In Street Tire, it was a good old-school DSM that took top honors; Keith Loforte drove through the field with his '92 Eagle Talon and came away the category winner. Runner-up Al Friedman's 2003 Lancer Evolution broke before the finals, but Loforte put on an 11.18 at 130 victory lap in appreciation of the big crowd packing the bleachers.
Street Stock winner Randy Owens didn't have the luxury of a single in the final. Owens worked his way to the money race, then outran Dennis Melendez 13.07 seconds at 112 mph to 13.22 seconds at 102 mph in his '93 Honda Civic to take the Street title.
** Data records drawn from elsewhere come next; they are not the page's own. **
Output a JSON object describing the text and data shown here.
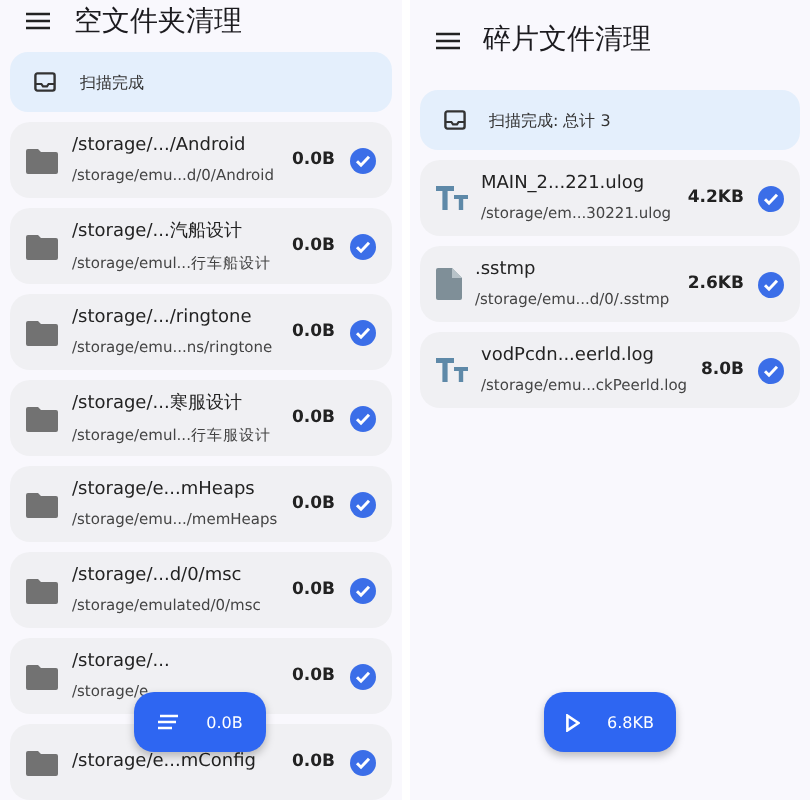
{
  "panels": [
    {
      "title": "空文件夹清理",
      "status": "扫描完成",
      "fab": {
        "kind": "sort",
        "label": "0.0B"
      },
      "items": [
        {
          "kind": "folder",
          "name": "/storage/.../Android",
          "path": "/storage/emu...d/0/Android",
          "size": "0.0B",
          "checked": true
        },
        {
          "kind": "folder",
          "name": "/storage/...汽船设计",
          "path": "/storage/emul...行车船设计",
          "size": "0.0B",
          "checked": true
        },
        {
          "kind": "folder",
          "name": "/storage/.../ringtone",
          "path": "/storage/emu...ns/ringtone",
          "size": "0.0B",
          "checked": true
        },
        {
          "kind": "folder",
          "name": "/storage/...寒服设计",
          "path": "/storage/emul...行车服设计",
          "size": "0.0B",
          "checked": true
        },
        {
          "kind": "folder",
          "name": "/storage/e...mHeaps",
          "path": "/storage/emu.../memHeaps",
          "size": "0.0B",
          "checked": true
        },
        {
          "kind": "folder",
          "name": "/storage/...d/0/msc",
          "path": "/storage/emulated/0/msc",
          "size": "0.0B",
          "checked": true
        },
        {
          "kind": "folder",
          "name": "/storage/...",
          "path": "/storage/e",
          "size": "0.0B",
          "checked": true
        },
        {
          "kind": "folder",
          "name": "/storage/e...mConfig",
          "size": "0.0B",
          "checked": true
        }
      ]
    },
    {
      "title": "碎片文件清理",
      "status": "扫描完成: 总计 3",
      "fab": {
        "kind": "play",
        "label": "6.8KB"
      },
      "items": [
        {
          "kind": "text",
          "name": "MAIN_2...221.ulog",
          "path": "/storage/em...30221.ulog",
          "size": "4.2KB",
          "checked": true
        },
        {
          "kind": "file",
          "name": ".sstmp",
          "path": "/storage/emu...d/0/.sstmp",
          "size": "2.6KB",
          "checked": true
        },
        {
          "kind": "text",
          "name": "vodPcdn...eerld.log",
          "path": "/storage/emu...ckPeerld.log",
          "size": "8.0B",
          "checked": true
        }
      ]
    }
  ]
}
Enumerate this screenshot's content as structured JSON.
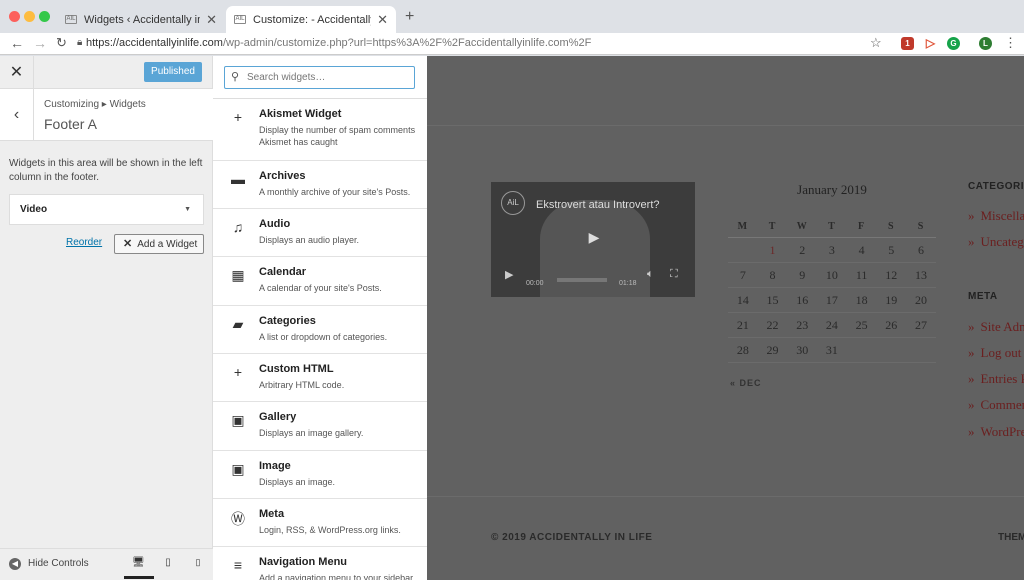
{
  "browser": {
    "tabs": [
      {
        "title": "Widgets ‹ Accidentally in Life —",
        "fav": "AIL",
        "close": "✕"
      },
      {
        "title": "Customize: - Accidentally in Life",
        "fav": "AIL",
        "close": "✕"
      }
    ],
    "new_tab": "+",
    "url_host": "https://accidentallyinlife.com",
    "url_path": "/wp-admin/customize.php?url=https%3A%2F%2Faccidentallyinlife.com%2F",
    "profile_initial": "L",
    "ext_badge": "1"
  },
  "customizer": {
    "published_label": "Published",
    "breadcrumb": "Customizing ▸ Widgets",
    "section_title": "Footer A",
    "description": "Widgets in this area will be shown in the left column in the footer.",
    "widget_item": "Video",
    "reorder_label": "Reorder",
    "add_widget_label": "Add a Widget",
    "hide_controls_label": "Hide Controls"
  },
  "widget_search": {
    "placeholder": "Search widgets…"
  },
  "widgets": [
    {
      "icon": "+",
      "title": "Akismet Widget",
      "desc": "Display the number of spam comments Akismet has caught"
    },
    {
      "icon": "▬",
      "title": "Archives",
      "desc": "A monthly archive of your site's Posts."
    },
    {
      "icon": "♫",
      "title": "Audio",
      "desc": "Displays an audio player."
    },
    {
      "icon": "▦",
      "title": "Calendar",
      "desc": "A calendar of your site's Posts."
    },
    {
      "icon": "▰",
      "title": "Categories",
      "desc": "A list or dropdown of categories."
    },
    {
      "icon": "+",
      "title": "Custom HTML",
      "desc": "Arbitrary HTML code."
    },
    {
      "icon": "▣",
      "title": "Gallery",
      "desc": "Displays an image gallery."
    },
    {
      "icon": "▣",
      "title": "Image",
      "desc": "Displays an image."
    },
    {
      "icon": "Ⓦ",
      "title": "Meta",
      "desc": "Login, RSS, & WordPress.org links."
    },
    {
      "icon": "≡",
      "title": "Navigation Menu",
      "desc": "Add a navigation menu to your sidebar."
    }
  ],
  "preview": {
    "video_title": "Ekstrovert atau Introvert?",
    "video_logo": "AiL",
    "video_time_start": "00:00",
    "video_time_end": "01:18",
    "calendar_title": "January 2019",
    "calendar_days": [
      "M",
      "T",
      "W",
      "T",
      "F",
      "S",
      "S"
    ],
    "calendar_rows": [
      [
        "",
        "1",
        "2",
        "3",
        "4",
        "5",
        "6"
      ],
      [
        "7",
        "8",
        "9",
        "10",
        "11",
        "12",
        "13"
      ],
      [
        "14",
        "15",
        "16",
        "17",
        "18",
        "19",
        "20"
      ],
      [
        "21",
        "22",
        "23",
        "24",
        "25",
        "26",
        "27"
      ],
      [
        "28",
        "29",
        "30",
        "31",
        "",
        "",
        ""
      ]
    ],
    "calendar_prev": "« DEC",
    "categories_heading": "CATEGORIES",
    "categories": [
      "Miscellaneous",
      "Uncategorized"
    ],
    "meta_heading": "META",
    "meta_links": [
      "Site Admin",
      "Log out",
      "Entries RSS",
      "Comments RSS",
      "WordPress.org"
    ],
    "copyright": "© 2019 ACCIDENTALLY IN LIFE",
    "theme_text": "THEME"
  }
}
Without Sport FWD heavy hitter Jason Hunt in the hunt and pal Brian Ballard suffering mechanical woes, the Sport FWD field was wide open. In the end Stephen Lockett's 1997 Dodge Neon ("Spotlight Performer," Turbo October 2004) upset the Honda-dominated field and earned a trip to the victory circle after defeating Joe Simpson's '95 Civic 10.08 at 144 to 11.11 at 109.
A batch of the fastest natural air lovers showed up to compete for the 2005 Slam All-Motor title and competition in the 11- and 12-second field was fierce. Before the sun set, only one competitor walked home with the $2,000 check: Alex Batista. Batista's '92 Civic ran a 12.67 in the final round, but didn't need to; Anthony Morel had started early and earned a red light foul to automatically give the race and cash to Batista.
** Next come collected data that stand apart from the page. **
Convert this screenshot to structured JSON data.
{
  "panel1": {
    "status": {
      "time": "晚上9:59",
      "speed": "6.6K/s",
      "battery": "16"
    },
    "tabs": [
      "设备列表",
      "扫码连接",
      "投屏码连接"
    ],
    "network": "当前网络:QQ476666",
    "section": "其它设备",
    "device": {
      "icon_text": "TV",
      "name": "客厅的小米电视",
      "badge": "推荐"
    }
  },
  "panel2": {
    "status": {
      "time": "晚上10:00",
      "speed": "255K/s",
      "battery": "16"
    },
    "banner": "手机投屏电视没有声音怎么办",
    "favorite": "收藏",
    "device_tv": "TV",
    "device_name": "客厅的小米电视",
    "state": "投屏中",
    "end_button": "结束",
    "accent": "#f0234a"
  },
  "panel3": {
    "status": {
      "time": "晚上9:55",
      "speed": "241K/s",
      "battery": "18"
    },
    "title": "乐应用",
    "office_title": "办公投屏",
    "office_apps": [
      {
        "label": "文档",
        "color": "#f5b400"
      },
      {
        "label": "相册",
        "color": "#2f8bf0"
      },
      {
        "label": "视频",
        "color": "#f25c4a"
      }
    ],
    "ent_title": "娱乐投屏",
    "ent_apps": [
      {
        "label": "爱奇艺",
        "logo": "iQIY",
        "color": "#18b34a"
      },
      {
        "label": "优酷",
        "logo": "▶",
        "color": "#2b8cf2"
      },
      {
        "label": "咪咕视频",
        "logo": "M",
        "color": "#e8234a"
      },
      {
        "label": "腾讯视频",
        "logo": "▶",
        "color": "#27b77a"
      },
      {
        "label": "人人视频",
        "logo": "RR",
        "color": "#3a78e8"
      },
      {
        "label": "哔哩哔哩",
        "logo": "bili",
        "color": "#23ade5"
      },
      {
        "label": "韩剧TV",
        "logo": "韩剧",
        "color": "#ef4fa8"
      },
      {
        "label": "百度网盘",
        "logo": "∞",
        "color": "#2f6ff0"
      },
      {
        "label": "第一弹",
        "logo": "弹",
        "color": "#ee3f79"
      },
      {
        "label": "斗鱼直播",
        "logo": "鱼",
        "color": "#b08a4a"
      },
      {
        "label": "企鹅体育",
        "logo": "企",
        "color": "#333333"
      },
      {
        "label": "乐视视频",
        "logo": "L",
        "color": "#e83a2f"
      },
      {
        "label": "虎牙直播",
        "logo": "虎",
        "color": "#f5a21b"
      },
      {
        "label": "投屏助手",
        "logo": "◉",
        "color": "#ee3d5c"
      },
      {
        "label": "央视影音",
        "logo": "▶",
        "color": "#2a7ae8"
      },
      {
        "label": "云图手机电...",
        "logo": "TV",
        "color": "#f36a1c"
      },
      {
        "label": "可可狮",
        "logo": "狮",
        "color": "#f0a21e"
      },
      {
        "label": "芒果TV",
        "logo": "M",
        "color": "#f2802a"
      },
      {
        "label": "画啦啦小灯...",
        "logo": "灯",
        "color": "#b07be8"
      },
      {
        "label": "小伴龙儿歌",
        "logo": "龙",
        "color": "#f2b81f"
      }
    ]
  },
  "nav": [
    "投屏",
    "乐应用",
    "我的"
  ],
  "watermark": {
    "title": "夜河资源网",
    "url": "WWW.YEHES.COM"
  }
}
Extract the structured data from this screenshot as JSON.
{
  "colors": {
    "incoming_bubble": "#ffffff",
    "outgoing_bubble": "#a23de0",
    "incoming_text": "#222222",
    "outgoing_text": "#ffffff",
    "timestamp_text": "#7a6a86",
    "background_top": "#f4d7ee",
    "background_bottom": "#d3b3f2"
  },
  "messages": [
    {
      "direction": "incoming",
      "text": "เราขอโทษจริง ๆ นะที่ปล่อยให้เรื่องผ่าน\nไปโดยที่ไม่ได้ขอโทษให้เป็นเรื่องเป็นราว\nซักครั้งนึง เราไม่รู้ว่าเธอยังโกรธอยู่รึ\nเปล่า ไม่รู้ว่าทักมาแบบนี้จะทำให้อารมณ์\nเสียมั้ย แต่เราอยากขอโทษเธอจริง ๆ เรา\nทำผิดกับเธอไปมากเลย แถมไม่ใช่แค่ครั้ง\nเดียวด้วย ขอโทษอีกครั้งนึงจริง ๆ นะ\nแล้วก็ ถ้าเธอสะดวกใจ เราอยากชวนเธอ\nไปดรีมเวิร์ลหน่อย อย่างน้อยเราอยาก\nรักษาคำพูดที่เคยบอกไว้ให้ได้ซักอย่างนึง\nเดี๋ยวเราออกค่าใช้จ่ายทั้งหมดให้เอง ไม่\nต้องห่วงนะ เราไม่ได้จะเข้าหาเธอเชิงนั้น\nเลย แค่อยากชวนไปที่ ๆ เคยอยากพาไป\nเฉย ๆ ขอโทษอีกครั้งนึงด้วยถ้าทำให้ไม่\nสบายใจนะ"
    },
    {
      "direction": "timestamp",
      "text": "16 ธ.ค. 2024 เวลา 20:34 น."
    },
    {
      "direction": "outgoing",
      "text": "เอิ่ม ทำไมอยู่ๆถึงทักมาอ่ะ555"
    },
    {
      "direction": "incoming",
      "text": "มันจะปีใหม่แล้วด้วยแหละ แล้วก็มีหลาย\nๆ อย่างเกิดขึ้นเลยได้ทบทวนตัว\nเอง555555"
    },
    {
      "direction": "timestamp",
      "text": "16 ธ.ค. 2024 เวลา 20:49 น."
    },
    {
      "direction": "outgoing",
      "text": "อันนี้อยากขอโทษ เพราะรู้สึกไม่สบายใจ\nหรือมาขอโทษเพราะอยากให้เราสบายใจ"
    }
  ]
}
The Summer Sport Compact Slam Hot 8 category was as exciting as it was diverse, featuring a field of cars that included the world's quickest Honda Accord, VW Rabbit and Honda Del Sol. Although all racers impressed with 10-second runs, it was Sean Ivey's '92 Eagle Talon that claimed top Hot 8 honors. Ivey's Talon ran a 9.74 at 148 to outdistance Harry Sohn's '94 del Sol, which clocked an off-pace 11.56 at 102. Johnny Ortiz and his '87 Honda Accord and Jan Roman Negron's '84 Rabbit were semifinalists.
With a slew of Puerto Rico's quickest nitrous-only rotaries in attendance, the Quick 16 (bracket) category action was fierce. Even NHRA Sport Compact All-Motor Champion Jesus Padilla made the drive up from Florida (with family in tow) to check on the field's progress (many of the cars were tuned by his brother's shop in Puerto Rico).